Noch in den 80er-Jahren hatte die Textilkrise in Borås für verheerende Auswirkungen gesorgt – zahlreiche hier ansässige Spinnereien, Textilfabriken, Werkstätten mussten schließen, da sie der Konkurrenz in den asiatischen Billiglohnländern nicht mehr standhalten konnten. 30.000 Jobs gingen verloren. So erzählt es Helena Alcenius vom Textile Fashion Center, das in einer der ehemaligen Fabriken untergebracht ist. Ein lichtdurchflutetes Gebäude mit einem überdachten Innenhof, große Fensterfronten lassen Einblicke in Werkstätten und Ateliers zu, geben aber auch den Blick auf den angrenzenden Kanal frei, dessen Wasser jahrhundertelang Mühlräder und Maschinen antrieb.

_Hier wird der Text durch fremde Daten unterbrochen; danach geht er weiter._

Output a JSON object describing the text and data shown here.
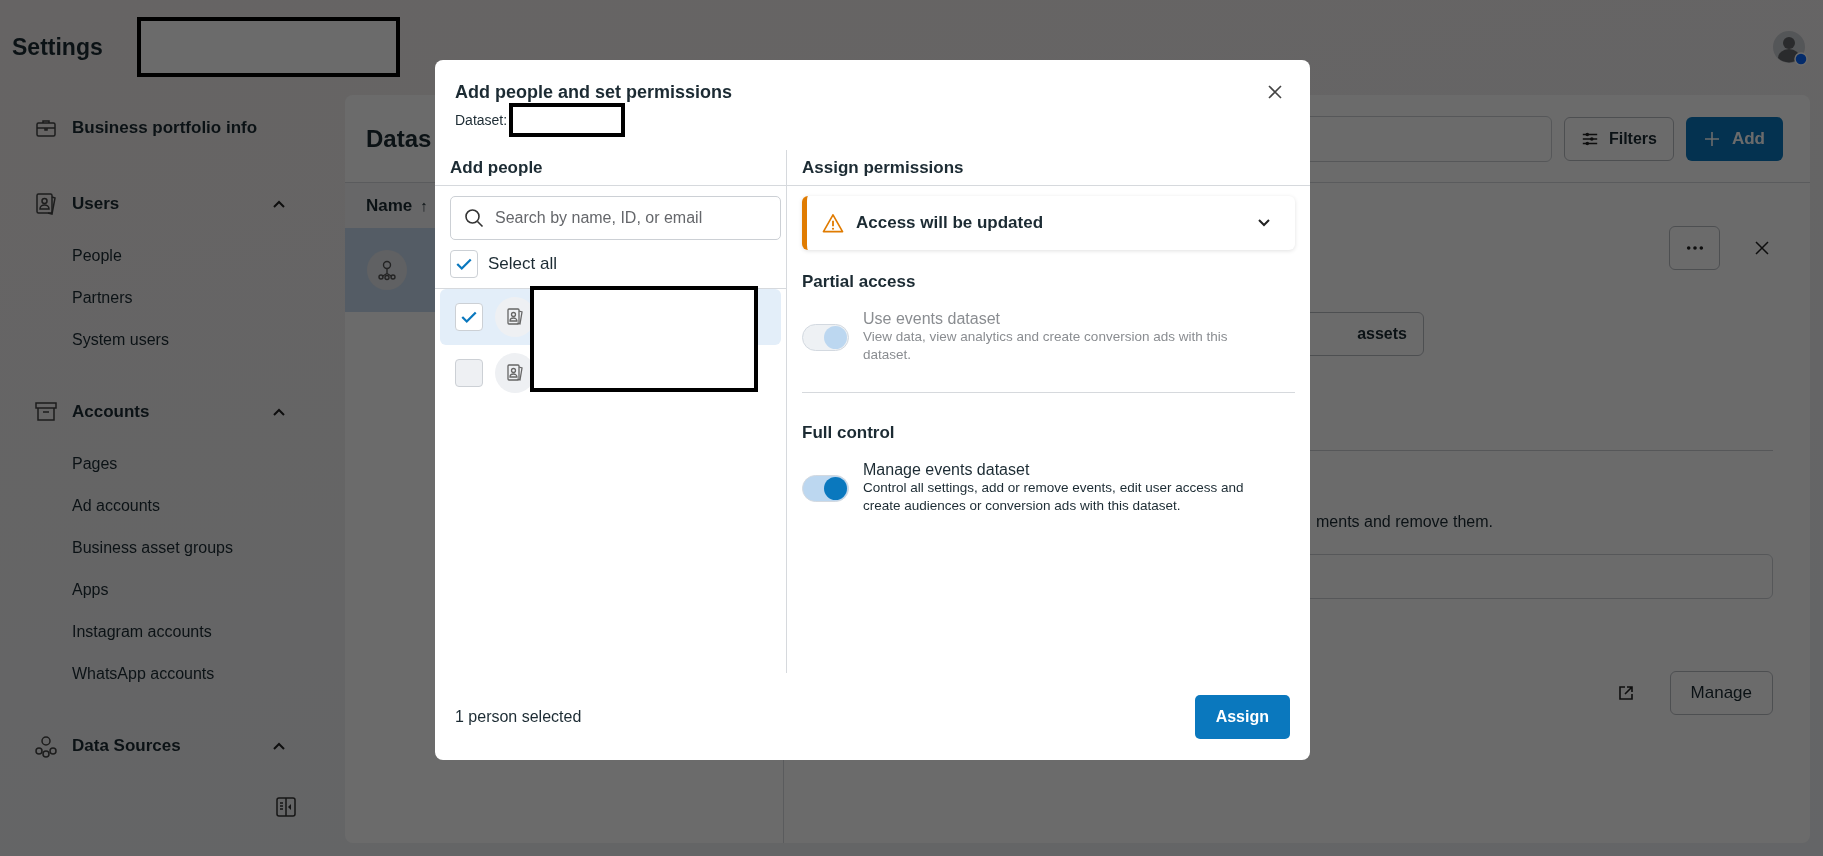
{
  "header": {
    "title": "Settings"
  },
  "sidebar": {
    "sections": [
      {
        "label": "Business portfolio info",
        "kind": "portfolio"
      },
      {
        "label": "Users",
        "kind": "users",
        "expanded": true,
        "items": [
          "People",
          "Partners",
          "System users"
        ]
      },
      {
        "label": "Accounts",
        "kind": "accounts",
        "expanded": true,
        "items": [
          "Pages",
          "Ad accounts",
          "Business asset groups",
          "Apps",
          "Instagram accounts",
          "WhatsApp accounts"
        ]
      },
      {
        "label": "Data Sources",
        "kind": "sources",
        "expanded": true
      }
    ]
  },
  "main": {
    "heading": "Datas",
    "filters_button": "Filters",
    "add_button": "Add",
    "table": {
      "columns": [
        {
          "label": "Name",
          "sort_arrow": "↑"
        }
      ],
      "rows": [
        {
          "selected": true
        }
      ]
    },
    "details": {
      "assets_button": "assets",
      "description": "ments and remove them.",
      "manage_button": "Manage"
    }
  },
  "modal": {
    "title": "Add people and set permissions",
    "dataset_label": "Dataset:",
    "add_people": {
      "heading": "Add people",
      "search": {
        "placeholder": "Search by name, ID, or email"
      },
      "select_all": {
        "label": "Select all",
        "checked": true
      },
      "people": [
        {
          "checked": true,
          "selected": true
        },
        {
          "checked": false,
          "selected": false
        }
      ]
    },
    "permissions": {
      "heading": "Assign permissions",
      "alert": {
        "title": "Access will be updated",
        "expanded": false
      },
      "groups": [
        {
          "title": "Partial access",
          "options": [
            {
              "label": "Use events dataset",
              "description": "View data, view analytics and create conversion ads with this dataset.",
              "on": true,
              "disabled": true
            }
          ]
        },
        {
          "title": "Full control",
          "options": [
            {
              "label": "Manage events dataset",
              "description": "Control all settings, add or remove events, edit user access and create audiences or conversion ads with this dataset.",
              "on": true,
              "disabled": false
            }
          ]
        }
      ]
    },
    "footer": {
      "status": "1 person selected",
      "assign_button": "Assign"
    }
  }
}
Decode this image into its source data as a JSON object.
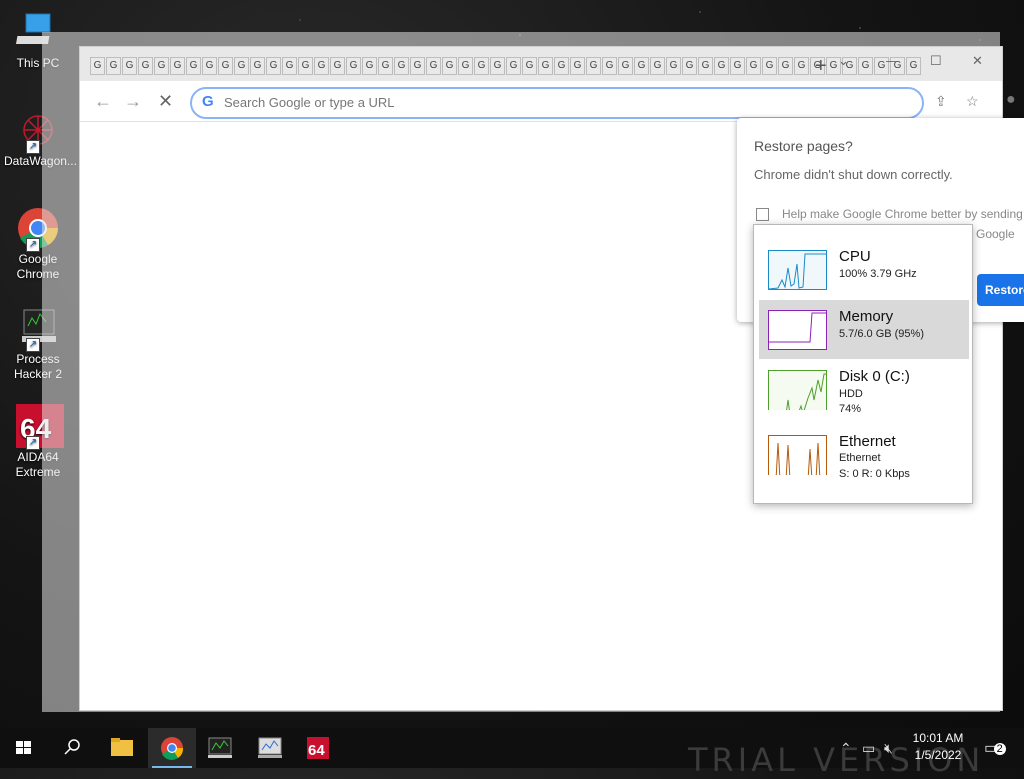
{
  "desktop": {
    "icons": [
      {
        "label": "This PC",
        "icon": "this-pc-icon"
      },
      {
        "label": "DataWagon...",
        "icon": "datawagon-icon"
      },
      {
        "label": "Google Chrome",
        "icon": "chrome-icon"
      },
      {
        "label": "Process Hacker 2",
        "icon": "process-hacker-icon"
      },
      {
        "label": "AIDA64 Extreme",
        "icon": "aida64-icon"
      }
    ]
  },
  "chrome": {
    "tab_glyph": "G",
    "new_tab": "+",
    "controls": {
      "minimize": "—",
      "maximize": "☐",
      "close": "✕"
    },
    "omnibox": {
      "g": "G",
      "placeholder": "Search Google or type a URL"
    },
    "nav": {
      "back": "←",
      "forward": "→",
      "stop": "✕"
    }
  },
  "restore_popup": {
    "title": "Restore pages?",
    "message": "Chrome didn't shut down correctly.",
    "help_text": "Help make Google Chrome better by sending",
    "help_text_2": "Google",
    "button": "Restore"
  },
  "task_manager": {
    "items": [
      {
        "name": "CPU",
        "line1": "100%  3.79 GHz",
        "line2": "",
        "color": "#1a8bc7"
      },
      {
        "name": "Memory",
        "line1": "5.7/6.0 GB (95%)",
        "line2": "",
        "color": "#8b22b8"
      },
      {
        "name": "Disk 0 (C:)",
        "line1": "HDD",
        "line2": "74%",
        "color": "#4da02b"
      },
      {
        "name": "Ethernet",
        "line1": "Ethernet",
        "line2": "S: 0  R: 0 Kbps",
        "color": "#b35a0c"
      }
    ],
    "selected": "Memory"
  },
  "taskbar": {
    "watermark": "TRIAL VERSION",
    "time": "10:01 AM",
    "date": "1/5/2022",
    "notification_count": "2",
    "apps": [
      "file-explorer-icon",
      "chrome-icon",
      "process-hacker-icon",
      "resource-monitor-icon",
      "aida64-icon"
    ]
  }
}
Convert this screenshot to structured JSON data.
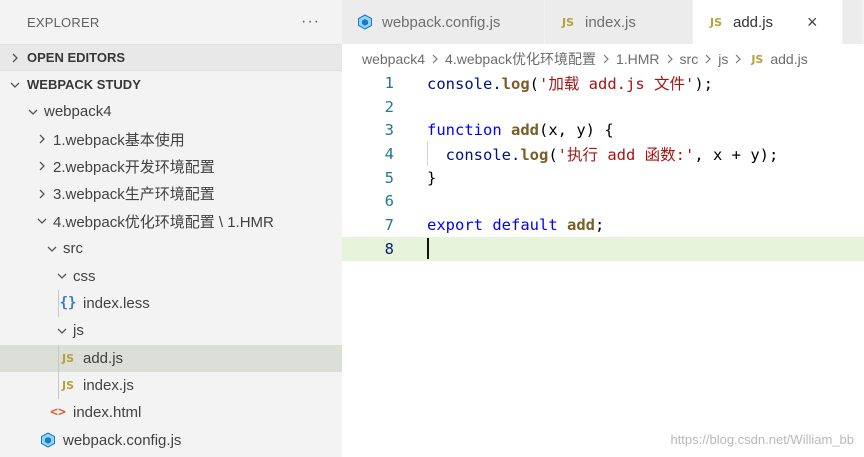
{
  "explorer": {
    "title": "EXPLORER",
    "more": "···",
    "sections": {
      "open_editors": "OPEN EDITORS",
      "workspace": "WEBPACK STUDY"
    },
    "tree": {
      "root": "webpack4",
      "f1": "1.webpack基本使用",
      "f2": "2.webpack开发环境配置",
      "f3": "3.webpack生产环境配置",
      "f4": "4.webpack优化环境配置 \\ 1.HMR",
      "src": "src",
      "css": "css",
      "index_less": "index.less",
      "js": "js",
      "add_js": "add.js",
      "index_js": "index.js",
      "index_html": "index.html",
      "webpack_config": "webpack.config.js"
    }
  },
  "tabs": [
    {
      "label": "webpack.config.js",
      "active": false
    },
    {
      "label": "index.js",
      "active": false
    },
    {
      "label": "add.js",
      "active": true
    }
  ],
  "icons": {
    "js": "JS",
    "css": "{}",
    "html": "<>",
    "close": "×"
  },
  "breadcrumb": [
    "webpack4",
    "4.webpack优化环境配置",
    "1.HMR",
    "src",
    "js",
    "add.js"
  ],
  "editor": {
    "line_numbers": [
      "1",
      "2",
      "3",
      "4",
      "5",
      "6",
      "7",
      "8"
    ],
    "lines": {
      "l1": {
        "a": "console.",
        "b": "log",
        "c": "(",
        "d": "'加载 add.js 文件'",
        "e": ");"
      },
      "l3": {
        "a": "function",
        "b": " ",
        "c": "add",
        "d": "(x, y) {"
      },
      "l4": {
        "a": "  console.",
        "b": "log",
        "c": "(",
        "d": "'执行 add 函数:'",
        "e": ", x + y);"
      },
      "l5": {
        "a": "}"
      },
      "l7": {
        "a": "export",
        "b": " ",
        "c": "default",
        "d": " ",
        "e": "add",
        "f": ";"
      }
    }
  },
  "watermark": "https://blog.csdn.net/William_bb",
  "colors": {
    "sidebar_bg": "#f3f3f3",
    "selected_row": "#dcdfd8",
    "current_line": "#e8f3dc",
    "keyword": "#0000ff",
    "function": "#795e26",
    "string": "#a31515"
  }
}
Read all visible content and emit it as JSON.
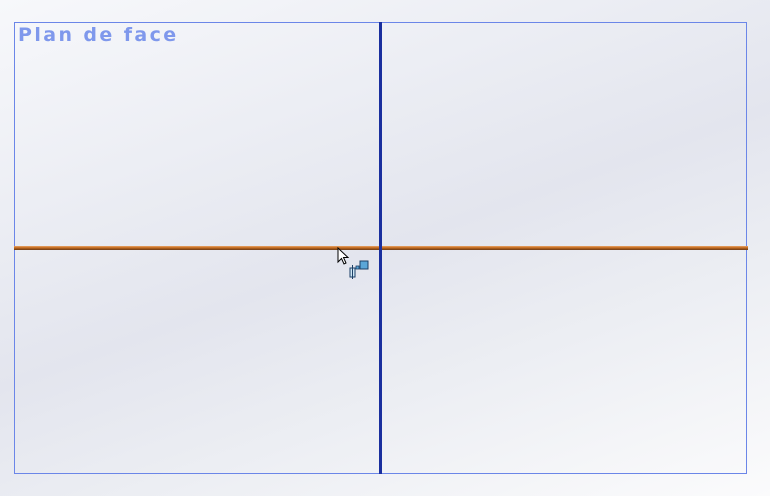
{
  "viewport": {
    "plane_label": "Plan de face"
  },
  "cursor": {
    "icon": "pointer-with-coincident-relation-icon"
  },
  "colors": {
    "frame": "#6b86e8",
    "label": "#7f98ec",
    "vertical_axis": "#1a2f9e",
    "horizontal_axis": "#c36a1e"
  }
}
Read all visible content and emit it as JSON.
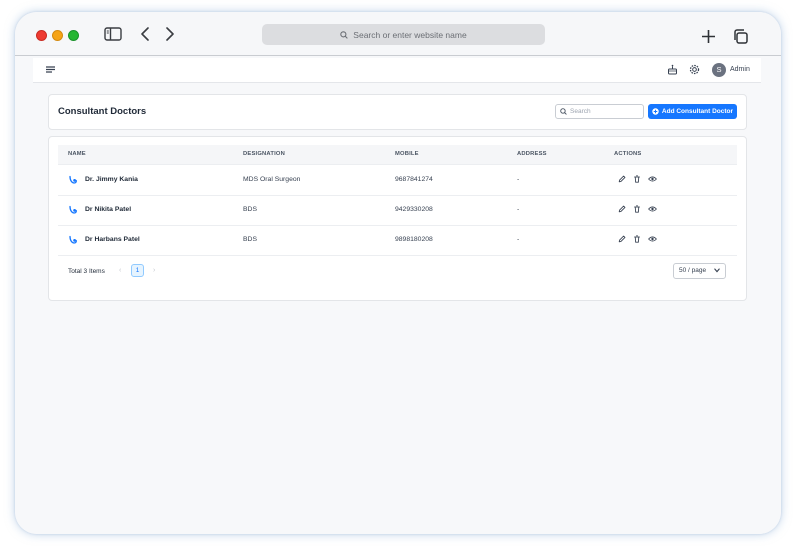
{
  "browser": {
    "url_placeholder": "Search or enter website name"
  },
  "appbar": {
    "user_initial": "S",
    "user_name": "Admin"
  },
  "page": {
    "title": "Consultant Doctors",
    "search_placeholder": "Search",
    "add_button_label": "Add Consultant Doctor",
    "accent_color": "#1677ff"
  },
  "table": {
    "columns": [
      "NAME",
      "DESIGNATION",
      "MOBILE",
      "ADDRESS",
      "ACTIONS"
    ],
    "rows": [
      {
        "name": "Dr. Jimmy Kania",
        "designation": "MDS Oral Surgeon",
        "mobile": "9687841274",
        "address": "-"
      },
      {
        "name": "Dr Nikita Patel",
        "designation": "BDS",
        "mobile": "9429330208",
        "address": "-"
      },
      {
        "name": "Dr Harbans Patel",
        "designation": "BDS",
        "mobile": "9898180208",
        "address": "-"
      }
    ],
    "row_actions": [
      "edit-icon",
      "delete-icon",
      "view-icon"
    ]
  },
  "pagination": {
    "total_text": "Total 3 Items",
    "prev": "‹",
    "current_page": "1",
    "next": "›",
    "page_size": "50 / page"
  }
}
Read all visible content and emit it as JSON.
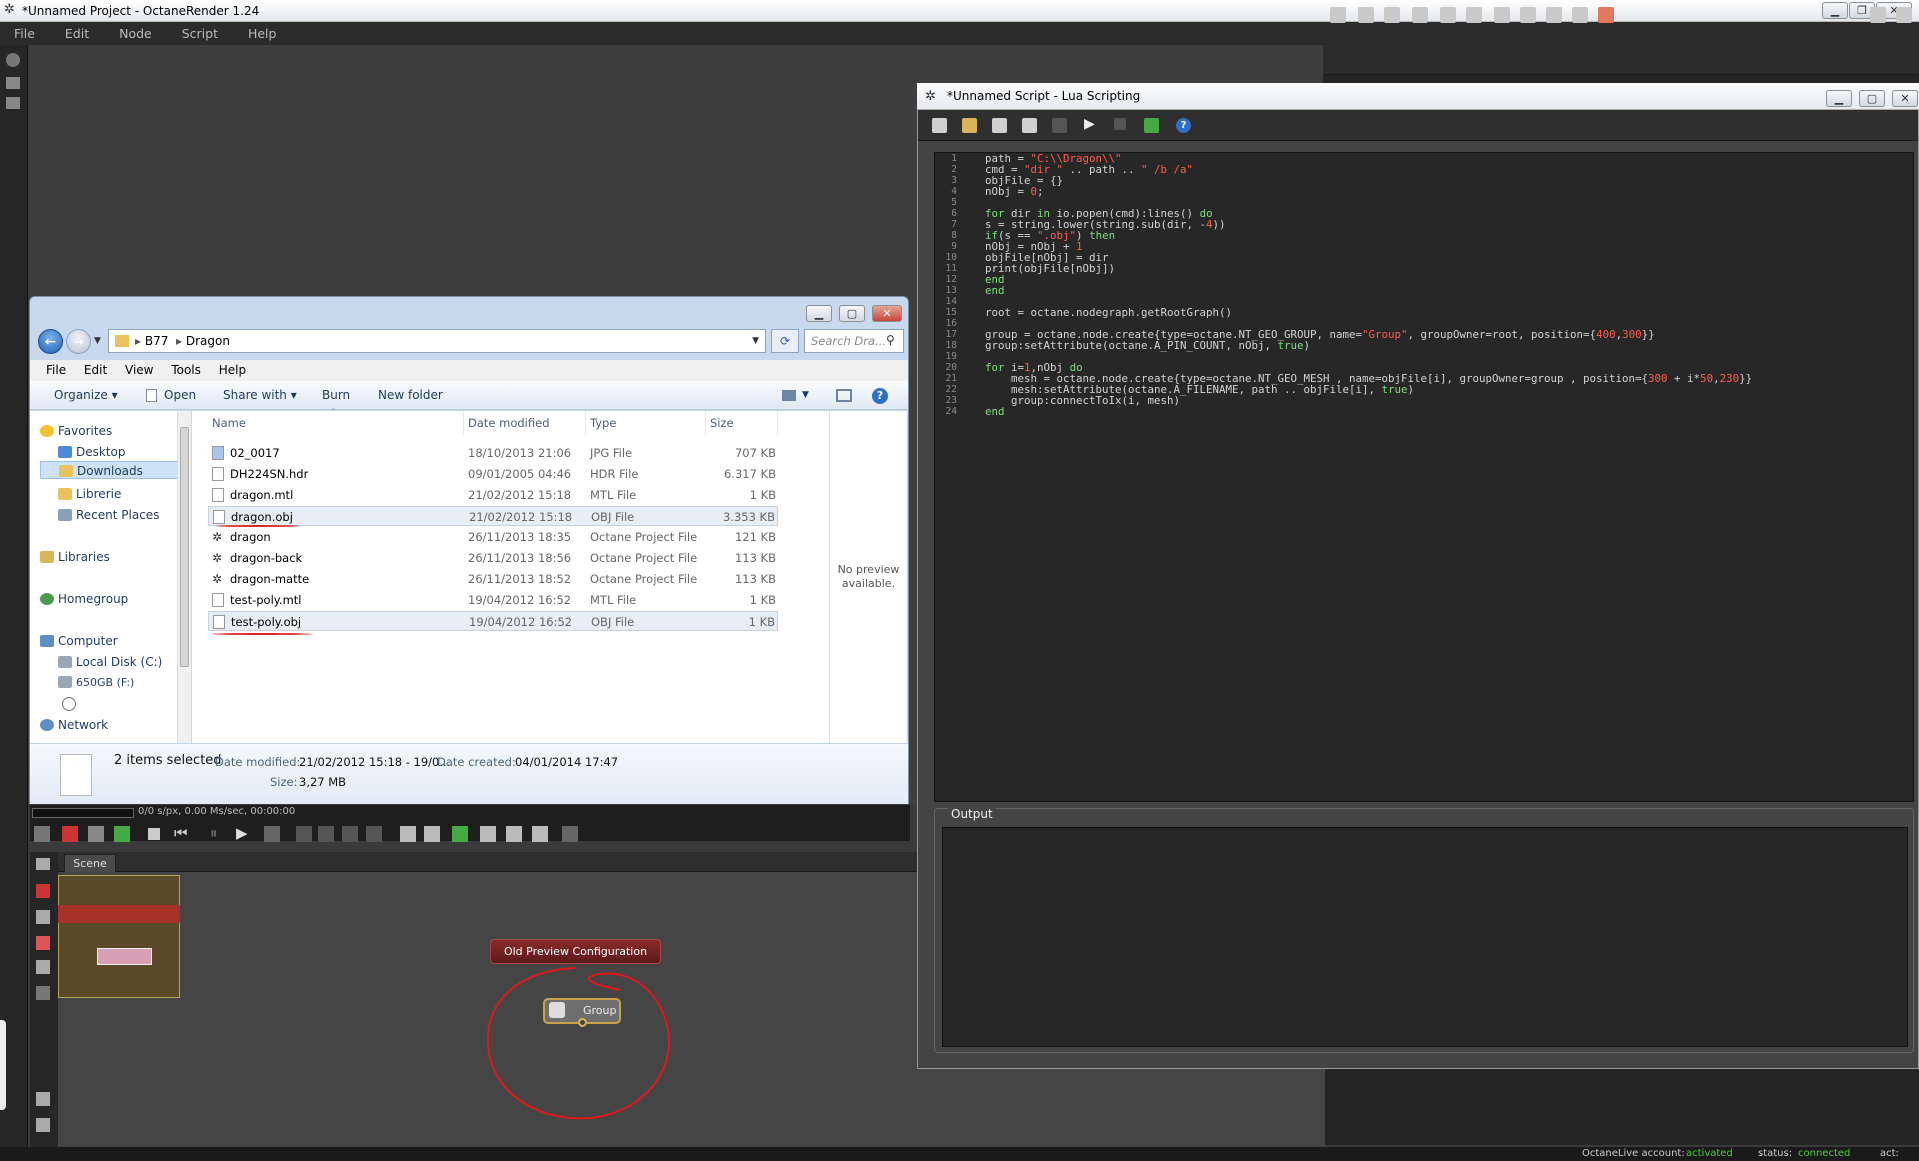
{
  "app": {
    "title": "*Unnamed Project - OctaneRender 1.24",
    "menu": [
      "File",
      "Edit",
      "Node",
      "Script",
      "Help"
    ]
  },
  "render": {
    "stats": "0/0 s/px, 0.00 Ms/sec, 00:00:00"
  },
  "scene": {
    "tab": "Scene",
    "nodes": {
      "preview_config": "Old Preview Configuration",
      "group": "Group"
    }
  },
  "status": {
    "account_label": "OctaneLive account:",
    "account_value": "activated",
    "status_label": "status:",
    "status_value": "connected",
    "act_label": "act:"
  },
  "explorer": {
    "path": [
      "B77",
      "Dragon"
    ],
    "search_placeholder": "Search Dra...",
    "menu": [
      "File",
      "Edit",
      "View",
      "Tools",
      "Help"
    ],
    "commands": {
      "organize": "Organize",
      "open": "Open",
      "share": "Share with",
      "burn": "Burn",
      "new_folder": "New folder"
    },
    "nav": {
      "favorites": "Favorites",
      "desktop": "Desktop",
      "downloads": "Downloads",
      "librerie": "Librerie",
      "recent": "Recent Places",
      "libraries": "Libraries",
      "homegroup": "Homegroup",
      "computer": "Computer",
      "local_disk": "Local Disk (C:)",
      "drive_f": "650GB (F:)",
      "network": "Network"
    },
    "columns": {
      "name": "Name",
      "date": "Date modified",
      "type": "Type",
      "size": "Size"
    },
    "files": [
      {
        "name": "02_0017",
        "date": "18/10/2013 21:06",
        "type": "JPG File",
        "size": "707 KB"
      },
      {
        "name": "DH224SN.hdr",
        "date": "09/01/2005 04:46",
        "type": "HDR File",
        "size": "6.317 KB"
      },
      {
        "name": "dragon.mtl",
        "date": "21/02/2012 15:18",
        "type": "MTL File",
        "size": "1 KB"
      },
      {
        "name": "dragon.obj",
        "date": "21/02/2012 15:18",
        "type": "OBJ File",
        "size": "3.353 KB"
      },
      {
        "name": "dragon",
        "date": "26/11/2013 18:35",
        "type": "Octane Project File",
        "size": "121 KB"
      },
      {
        "name": "dragon-back",
        "date": "26/11/2013 18:56",
        "type": "Octane Project File",
        "size": "113 KB"
      },
      {
        "name": "dragon-matte",
        "date": "26/11/2013 18:52",
        "type": "Octane Project File",
        "size": "113 KB"
      },
      {
        "name": "test-poly.mtl",
        "date": "19/04/2012 16:52",
        "type": "MTL File",
        "size": "1 KB"
      },
      {
        "name": "test-poly.obj",
        "date": "19/04/2012 16:52",
        "type": "OBJ File",
        "size": "1 KB"
      }
    ],
    "preview": "No preview available.",
    "details": {
      "selected": "2 items selected",
      "modified_label": "Date modified:",
      "modified_value": "21/02/2012 15:18 - 19/0...",
      "created_label": "Date created:",
      "created_value": "04/01/2014 17:47",
      "size_label": "Size:",
      "size_value": "3,27 MB"
    }
  },
  "lua": {
    "title": "*Unnamed Script - Lua Scripting",
    "output_label": "Output"
  }
}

Auch wenn viele Jobs in der Textilbranche verloren gegangen seien, sagt Helena, habe man es doch geschafft, in Borås verwandte Branchen anzusiedeln – der Onlineversand von H&M ist in dem Städtchen bei Göteborg ebenso ansässig geworden wie Forschungslabore, Textil- und Modedesigner. Einen gehörigen Anteil daran hat das Textile Fashion Center – hier residiert unter anderem die Swedish School of Textiles, an der momentan rund 900 Studenten aus aller Welt unter anderem Programme in Textiltechnik, Design, Marketing aber auch zur Entwicklung neuer Materialien besuchen. Die Rahmenbedingungen fänden wohl kaum ihresgleichen, betont Stig Nilsson von der Hochschule, während er Besucher durch die sogenannten Labs der Universität führt.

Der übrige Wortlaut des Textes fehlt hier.